Turizm yoğunluklu bir ekonomiye doğru
Bursa’nın en belirgin özelliğinin çok zengin bir tarih ve kültür merkezi olduğunu aktaran Karaloğlu, bu çerçevede son beş yılda Bursa’da tarihi zenginliklerin bir bir tespiti ve ortaya çıkarılmasıyla bunların restore edilip, yeniden ayağa kaldırılması yolunda çok ciddi çalışmalar yapıldığını söylüyor. “Bu çalışmaların ana merkezi Ulucami ve Hanlar Bölgesi’dir. Bu bölgemizin de bir an önce ele alınmasıyla Bursa’nın tarihi surlarıyla Ulucami ve Hanlar bölgesi bütünleşecek, bölgede sonradan yapılan çarpık yapıların bir bölümü yıkılarak, bir bölümü de dış cephe kaplaması yapılarak bölge tamamıyla 15 y.y. otantik doku ve görüntüsüne bürünecek ve yine bölge dünyanın dört bir yanından, yaşayan en görkemli Osmanlı başkenti olarak insanların akın edeceği bir yer haline gelecektir.”
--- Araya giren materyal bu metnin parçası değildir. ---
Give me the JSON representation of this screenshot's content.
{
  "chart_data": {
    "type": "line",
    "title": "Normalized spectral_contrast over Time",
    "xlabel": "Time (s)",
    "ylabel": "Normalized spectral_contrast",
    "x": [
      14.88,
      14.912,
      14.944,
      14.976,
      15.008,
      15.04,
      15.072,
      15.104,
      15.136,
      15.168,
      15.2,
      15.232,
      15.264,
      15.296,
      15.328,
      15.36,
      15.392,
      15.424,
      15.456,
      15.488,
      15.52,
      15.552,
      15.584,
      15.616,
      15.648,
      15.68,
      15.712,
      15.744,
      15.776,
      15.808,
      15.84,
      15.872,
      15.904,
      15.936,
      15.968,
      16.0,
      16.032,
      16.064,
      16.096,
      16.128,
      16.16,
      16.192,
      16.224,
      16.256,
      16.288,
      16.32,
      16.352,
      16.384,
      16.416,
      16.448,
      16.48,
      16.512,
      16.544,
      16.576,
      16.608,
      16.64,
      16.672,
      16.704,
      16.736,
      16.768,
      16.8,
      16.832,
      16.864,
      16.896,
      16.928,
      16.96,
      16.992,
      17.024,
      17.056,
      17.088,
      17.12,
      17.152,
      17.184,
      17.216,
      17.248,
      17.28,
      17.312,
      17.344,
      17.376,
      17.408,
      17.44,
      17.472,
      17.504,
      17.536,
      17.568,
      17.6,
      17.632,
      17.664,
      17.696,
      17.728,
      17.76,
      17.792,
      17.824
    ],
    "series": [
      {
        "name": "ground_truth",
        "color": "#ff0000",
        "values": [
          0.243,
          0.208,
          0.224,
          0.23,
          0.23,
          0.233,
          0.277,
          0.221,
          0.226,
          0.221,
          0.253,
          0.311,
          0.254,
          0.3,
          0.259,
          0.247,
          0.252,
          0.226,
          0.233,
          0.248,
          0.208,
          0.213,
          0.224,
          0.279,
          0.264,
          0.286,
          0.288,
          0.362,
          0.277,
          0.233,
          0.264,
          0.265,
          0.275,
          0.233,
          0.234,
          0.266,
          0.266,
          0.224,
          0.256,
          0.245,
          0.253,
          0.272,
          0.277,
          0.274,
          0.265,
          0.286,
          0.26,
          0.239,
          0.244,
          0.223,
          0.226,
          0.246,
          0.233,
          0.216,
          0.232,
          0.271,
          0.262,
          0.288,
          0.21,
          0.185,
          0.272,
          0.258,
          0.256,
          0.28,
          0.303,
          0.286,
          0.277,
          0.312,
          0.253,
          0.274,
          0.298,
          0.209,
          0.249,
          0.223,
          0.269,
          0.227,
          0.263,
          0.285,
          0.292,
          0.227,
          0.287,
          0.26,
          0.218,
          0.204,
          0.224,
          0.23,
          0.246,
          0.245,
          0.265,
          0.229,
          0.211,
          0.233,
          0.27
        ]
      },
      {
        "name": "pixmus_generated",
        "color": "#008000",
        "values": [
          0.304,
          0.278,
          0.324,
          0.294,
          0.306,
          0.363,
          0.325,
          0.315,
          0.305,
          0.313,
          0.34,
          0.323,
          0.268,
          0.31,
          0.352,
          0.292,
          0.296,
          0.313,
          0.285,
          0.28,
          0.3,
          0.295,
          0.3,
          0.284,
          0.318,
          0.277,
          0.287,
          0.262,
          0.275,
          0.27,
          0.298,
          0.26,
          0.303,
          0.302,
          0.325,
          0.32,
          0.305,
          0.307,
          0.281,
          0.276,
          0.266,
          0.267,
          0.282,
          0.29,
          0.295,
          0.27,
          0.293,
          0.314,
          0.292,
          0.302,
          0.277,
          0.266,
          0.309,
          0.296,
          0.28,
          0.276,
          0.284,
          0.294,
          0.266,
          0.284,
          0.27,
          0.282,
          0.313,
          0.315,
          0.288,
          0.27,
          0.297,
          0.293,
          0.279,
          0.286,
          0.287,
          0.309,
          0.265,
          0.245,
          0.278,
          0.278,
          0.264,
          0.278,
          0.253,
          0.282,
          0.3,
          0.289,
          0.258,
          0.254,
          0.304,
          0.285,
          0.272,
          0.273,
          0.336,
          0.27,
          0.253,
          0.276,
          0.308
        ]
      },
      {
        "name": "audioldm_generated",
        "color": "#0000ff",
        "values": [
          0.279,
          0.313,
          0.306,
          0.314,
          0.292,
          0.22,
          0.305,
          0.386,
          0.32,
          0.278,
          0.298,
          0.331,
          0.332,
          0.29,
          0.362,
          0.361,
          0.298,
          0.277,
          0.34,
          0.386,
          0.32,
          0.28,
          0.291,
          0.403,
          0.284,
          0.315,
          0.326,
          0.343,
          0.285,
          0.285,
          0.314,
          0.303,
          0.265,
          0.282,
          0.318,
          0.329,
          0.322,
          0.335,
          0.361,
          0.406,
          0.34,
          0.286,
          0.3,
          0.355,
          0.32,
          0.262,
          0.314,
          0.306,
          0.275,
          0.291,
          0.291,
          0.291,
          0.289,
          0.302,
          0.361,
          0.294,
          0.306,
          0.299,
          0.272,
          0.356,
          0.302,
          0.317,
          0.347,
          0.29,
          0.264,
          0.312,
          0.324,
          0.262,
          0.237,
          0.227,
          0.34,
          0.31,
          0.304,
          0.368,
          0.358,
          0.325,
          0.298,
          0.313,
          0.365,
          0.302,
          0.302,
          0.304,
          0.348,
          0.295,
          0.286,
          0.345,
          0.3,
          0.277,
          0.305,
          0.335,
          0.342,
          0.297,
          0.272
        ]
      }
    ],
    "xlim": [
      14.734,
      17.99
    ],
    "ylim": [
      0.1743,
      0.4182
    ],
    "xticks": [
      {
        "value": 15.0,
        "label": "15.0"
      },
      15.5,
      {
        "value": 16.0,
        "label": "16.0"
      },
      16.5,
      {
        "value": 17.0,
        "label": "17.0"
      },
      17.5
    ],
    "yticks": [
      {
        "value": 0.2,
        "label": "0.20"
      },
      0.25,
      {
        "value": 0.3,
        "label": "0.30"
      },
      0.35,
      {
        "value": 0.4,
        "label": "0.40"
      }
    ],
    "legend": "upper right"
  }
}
Vali Karaloğlu ilin kalkınmasına yönelik Bursa Eskişehir Bilecik Kalkınma Ajansı (BEBKA) çatısı altında yürüttükleri çalışmaları şöyle özetliyor: “Yeşil Çevre Arıtma Tesisi İşletme Kooperatifi, BEBKA’dan sağlanan destekle hayata geçirdiği proje sayesinde enerjiden yaklaşık yüzde 50 tasarruf etmeyi başardı. BEBKA’nın desteğiyle geçmişin motiflerini günümüzde kullanılabilecek materyaller üzerine işleyerek hediyelik eşyalar üzerinde gelecekle buluşturan Dağyenice, Atlas ve Doğancı köy kadınları, yine BEBKA desteğiyle ürettiklerini pazarlayabilecekleri bir satış merkezi oluşturarak resmen girişimci oldu. ‘Engelli eğitimini kolaylaştıralım, topluma değer katalım’ adlı proje ile destek alan Bursagaz Eğitim Gönüllüleri Derneği engelli öğrencileri daha verimli ve çağdaş öğrenim ortamına kavuşturmak amacıyla Bursa’daki 45 ilköğretim okulunda ‘özel eğitim sınıfı’ düzenledi ve bu sınıflarda eğitim gören toplam 505 zihinsel engelli öğrenci daha verimli ve çağdaş öğrenim ortamına kavuştu. Proje örnek bir sosyal sorumluluk çalışması olarak 4 ödül aldı.”
Bursa Valisi Münir Karaloğlu; Bursa’yı anlatıyor
Türkiye’nin ilk Organize Sanayi Bölgesi’nin kurulduğu Bursa, 13 faal OSB’si, serbest bölgesi, 600 uluslararası şirketi ve KOBİ’leriyle tam bir sanayi metropolü, aynı zamanda en modern faaliyetin uygulandığı marka bir tarım şehridir.